Fachin ressaltou a complexidade do sistema de Justiça, afirmando que os desafios não podem ser resolvidos por ações isoladas ou decisões unilaterais. Segundo ele, a resolução dos problemas demanda uma discussão coletiva e a coleta de diferentes perspectivas. O relatório “Justiça em Números 2026” foi citado como evidência do aumento da litigiosidade e da longa duração dos processos, fatores que comprometem a qualidade dos serviços prestados pelo Judiciário.

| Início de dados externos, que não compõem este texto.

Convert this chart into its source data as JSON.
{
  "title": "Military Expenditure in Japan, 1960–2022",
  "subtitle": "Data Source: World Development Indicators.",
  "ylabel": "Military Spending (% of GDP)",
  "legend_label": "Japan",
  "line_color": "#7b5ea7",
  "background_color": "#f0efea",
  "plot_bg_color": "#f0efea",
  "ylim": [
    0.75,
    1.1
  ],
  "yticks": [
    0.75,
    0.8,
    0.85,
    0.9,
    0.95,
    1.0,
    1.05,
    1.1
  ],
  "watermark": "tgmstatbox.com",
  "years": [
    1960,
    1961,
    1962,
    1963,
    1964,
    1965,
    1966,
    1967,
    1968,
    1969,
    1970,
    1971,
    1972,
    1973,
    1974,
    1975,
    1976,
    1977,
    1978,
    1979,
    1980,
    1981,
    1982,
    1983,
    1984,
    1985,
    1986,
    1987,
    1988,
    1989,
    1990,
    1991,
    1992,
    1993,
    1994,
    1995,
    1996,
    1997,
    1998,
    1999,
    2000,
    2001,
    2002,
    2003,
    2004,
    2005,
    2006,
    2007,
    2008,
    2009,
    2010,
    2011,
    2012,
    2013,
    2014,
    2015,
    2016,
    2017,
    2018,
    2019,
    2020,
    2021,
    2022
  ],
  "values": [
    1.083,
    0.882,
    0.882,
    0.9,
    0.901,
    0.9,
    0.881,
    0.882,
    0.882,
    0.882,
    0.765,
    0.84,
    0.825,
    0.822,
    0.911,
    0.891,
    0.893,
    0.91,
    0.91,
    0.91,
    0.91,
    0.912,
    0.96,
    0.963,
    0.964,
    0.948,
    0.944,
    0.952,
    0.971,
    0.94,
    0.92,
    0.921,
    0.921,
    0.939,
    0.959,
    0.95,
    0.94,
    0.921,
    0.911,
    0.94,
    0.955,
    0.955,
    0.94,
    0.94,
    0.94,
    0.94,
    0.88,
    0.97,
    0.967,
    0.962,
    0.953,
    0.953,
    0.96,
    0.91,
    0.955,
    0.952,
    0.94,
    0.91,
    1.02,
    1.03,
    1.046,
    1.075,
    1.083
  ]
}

O prazo para a conclusão dos trabalhos do grupo se estende até 19 de dezembro, e os resultados poderão incluir anteprojetos de emendas constitucionais, leis complementares e até atos normativos dos órgãos competentes. O grupo é presidido pelo professor da Universidade de São Paulo (USP), Fernando Scaff, e conta com a presença de membros do STF, Superior Tribunal de Justiça (STJ), Tribunal Superior do Trabalho (TST), Conselho Nacional de Justiça (CNJ), além de representantes da Ordem dos Advogados do Brasil (OAB), Advocacia-Geral da União (AGU), Defensoria Pública, Ministério Público e associações da magistratura, somando assim uma equipe diversificada e multidisciplinar para enfrentar os desafios atuais do sistema judicial brasileiro.
A iniciativa de modernização é vista como essencial para garantir uma Justiça mais eficiente, transparente e capaz de atender às necessidades da sociedade contemporânea.